Тогда? Да, тогда повстречали в Алупке Гену Алексеева, вместе с ним купались в заглаженном, зарозовевшем под вечер, как-то поверх нежной голубизны зарозовевшем, море… На розовой воде, как на необозримом бликующем блюде, лежала бородатая Генина голова; потом купили имбирную настойку, других крепких напитков в алупкинском гастрономе не оказалось; по дороге прикупили ещё груши-беры и арбуз, Гена выбрал арбуз с самым сухим хвостиком.

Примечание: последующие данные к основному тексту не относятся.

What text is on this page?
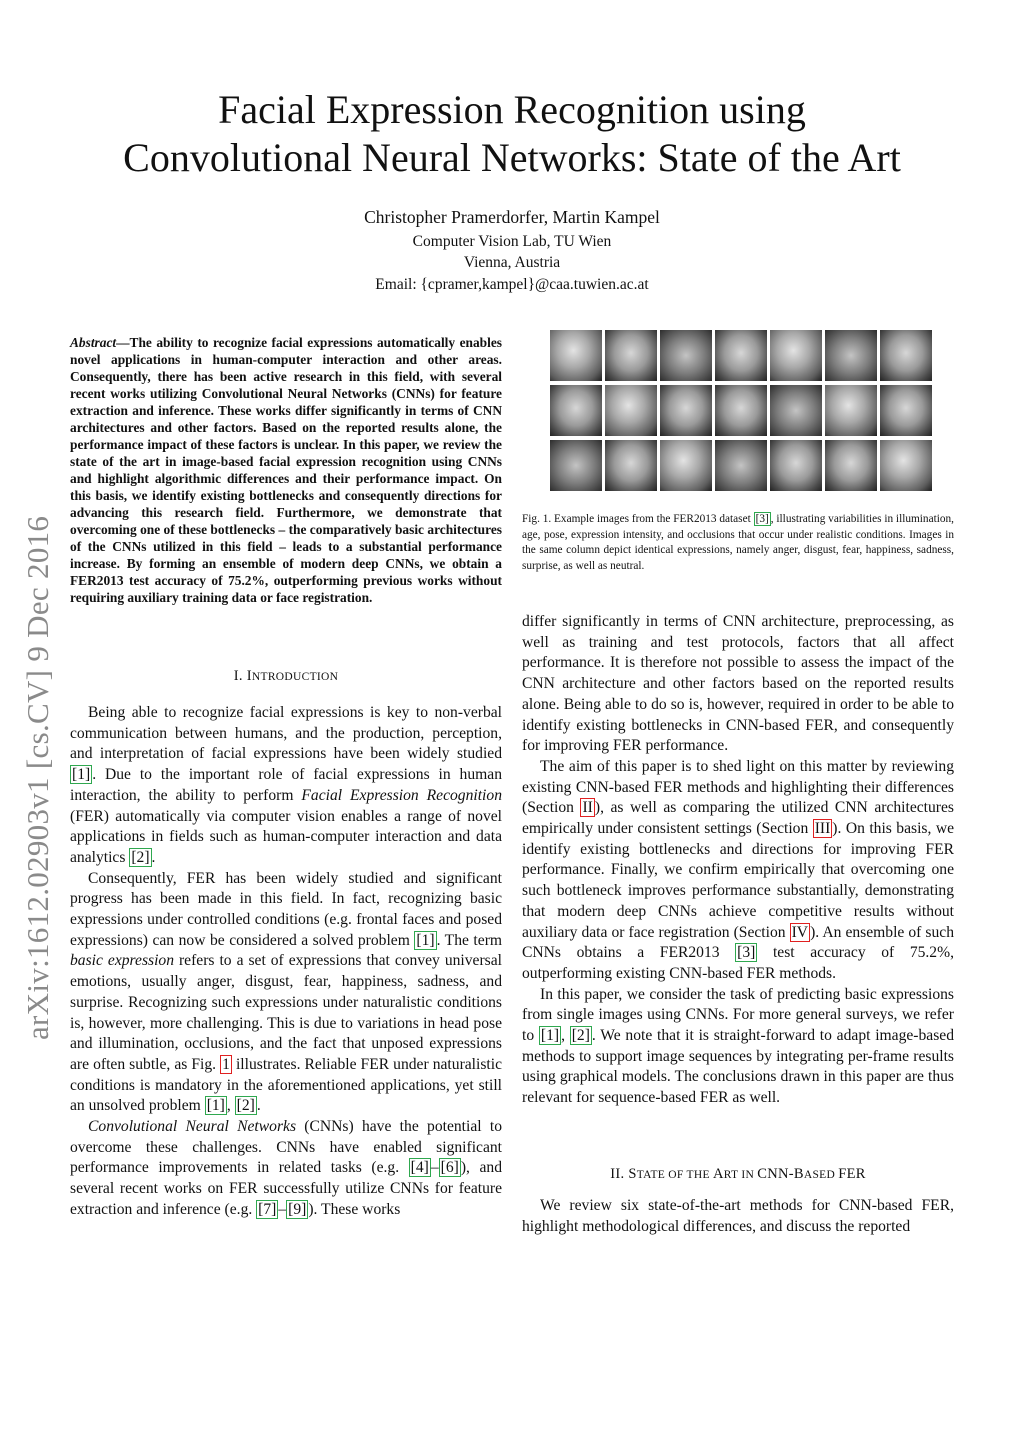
arXiv:1612.02903v1 [cs.CV] 9 Dec 2016
Facial Expression Recognition using
Convolutional Neural Networks: State of the Art
Christopher Pramerdorfer, Martin Kampel
Computer Vision Lab, TU Wien
Vienna, Austria
Email: {cpramer,kampel}@caa.tuwien.ac.at
Abstract—The ability to recognize facial expressions automatically enables novel applications in human-computer interaction and other areas. Consequently, there has been active research in this field, with several recent works utilizing Convolutional Neural Networks (CNNs) for feature extraction and inference. These works differ significantly in terms of CNN architectures and other factors. Based on the reported results alone, the performance impact of these factors is unclear. In this paper, we review the state of the art in image-based facial expression recognition using CNNs and highlight algorithmic differences and their performance impact. On this basis, we identify existing bottlenecks and consequently directions for advancing this research field. Furthermore, we demonstrate that overcoming one of these bottlenecks – the comparatively basic architectures of the CNNs utilized in this field – leads to a substantial performance increase. By forming an ensemble of modern deep CNNs, we obtain a FER2013 test accuracy of 75.2%, outperforming previous works without requiring auxiliary training data or face registration.

I. INTRODUCTION

Being able to recognize facial expressions is key to non-verbal communication between humans, and the production, perception, and interpretation of facial expressions have been widely studied [1] . Due to the important role of facial expressions in human interaction, the ability to perform Facial Expression Recognition (FER) automatically via computer vision enables a range of novel applications in fields such as human-computer interaction and data analytics [2] .

Consequently, FER has been widely studied and significant progress has been made in this field. In fact, recognizing basic expressions under controlled conditions (e.g. frontal faces and posed expressions) can now be considered a solved problem [1] . The term basic expression refers to a set of expressions that convey universal emotions, usually anger, disgust, fear, happiness, sadness, and surprise. Recognizing such expressions under naturalistic conditions is, however, more challenging. This is due to variations in head pose and illumination, occlusions, and the fact that unposed expressions are often subtle, as Fig. 1 illustrates. Reliable FER under naturalistic conditions is mandatory in the aforementioned applications, yet still an unsolved problem [1] , [2] .

Convolutional Neural Networks (CNNs) have the potential to overcome these challenges. CNNs have enabled significant performance improvements in related tasks (e.g. [4] – [6] ), and several recent works on FER successfully utilize CNNs for feature extraction and inference (e.g. [7] – [9] ). These works

Fig. 1. Example images from the FER2013 dataset [3] , illustrating variabilities in illumination, age, pose, expression intensity, and occlusions that occur under realistic conditions. Images in the same column depict identical expressions, namely anger, disgust, fear, happiness, sadness, surprise, as well as neutral.

differ significantly in terms of CNN architecture, preprocessing, as well as training and test protocols, factors that all affect performance. It is therefore not possible to assess the impact of the CNN architecture and other factors based on the reported results alone. Being able to do so is, however, required in order to be able to identify existing bottlenecks in CNN-based FER, and consequently for improving FER performance.

The aim of this paper is to shed light on this matter by reviewing existing CNN-based FER methods and highlighting their differences (Section II ), as well as comparing the utilized CNN architectures empirically under consistent settings (Section III ). On this basis, we identify existing bottlenecks and directions for improving FER performance. Finally, we confirm empirically that overcoming one such bottleneck improves performance substantially, demonstrating that modern deep CNNs achieve competitive results without auxiliary data or face registration (Section IV ). An ensemble of such CNNs obtains a FER2013 [3] test accuracy of 75.2%, outperforming existing CNN-based FER methods.

In this paper, we consider the task of predicting basic expressions from single images using CNNs. For more general surveys, we refer to [1] , [2] . We note that it is straight-forward to adapt image-based methods to support image sequences by integrating per-frame results using graphical models. The conclusions drawn in this paper are thus relevant for sequence-based FER as well.

II. STATE OF THE ART IN CNN-BASED FER

We review six state-of-the-art methods for CNN-based FER, highlight methodological differences, and discuss the reported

Долго, предаваясь радостной какой-то истоме, поднимались сквозь густой предвечерний зной по узеньким извилистым и вдруг резко поворачивавшим каменным улочкам-лестничкам; когда-то, наверное, при татарских ханах ещё, вырубленные в скале ступеньки были гладкие, скользкие… Над улочками-лесенками нависали ветви фруктовых деревьев, усыпанные плодами. «Яблоки здесь, на юге, не пахнут», – вздохнула Катя; да, незабываемая жаркая истома, жужжание насекомых, вишнёвые георгины за сетчато-прозрачным заборчиком, блеск листвы.
Пришли.
Маленькая белёная комнатка с домоткаными ковриками глядела в уютный дворик с кустами жимолости и деревянным столом, на нём и готовился пир. Но сначала Катя принялась нюхать роскошный одинокий георгин, вставленный в бутылку из-под шампанского, а Гена налил по стопке имбирной. Горячие солнечные пятна, сиреневые тени трепетали на столе и посуде, на лицах, слегка покачивались на шёлковых нитях, свисавших с карнизной доски, сонные паучки, да ещё какие-то клейкие пахучие нежно-жёлтые стручочки неведомого осеннего цветения приносил вместе с дуновениями далёкой музыки из-за крыши ветер. «Что это, вальс-фантазия?» – прислушиваясь, спросила Катя; а тёплый ветер кружил и кружил стручочки над головами в розовом воздухе, да легко доплясывало свой срок чуть в сторонке от стола, беспечно прощаясь с недолгой сезонной жизнью, облачко мошкары.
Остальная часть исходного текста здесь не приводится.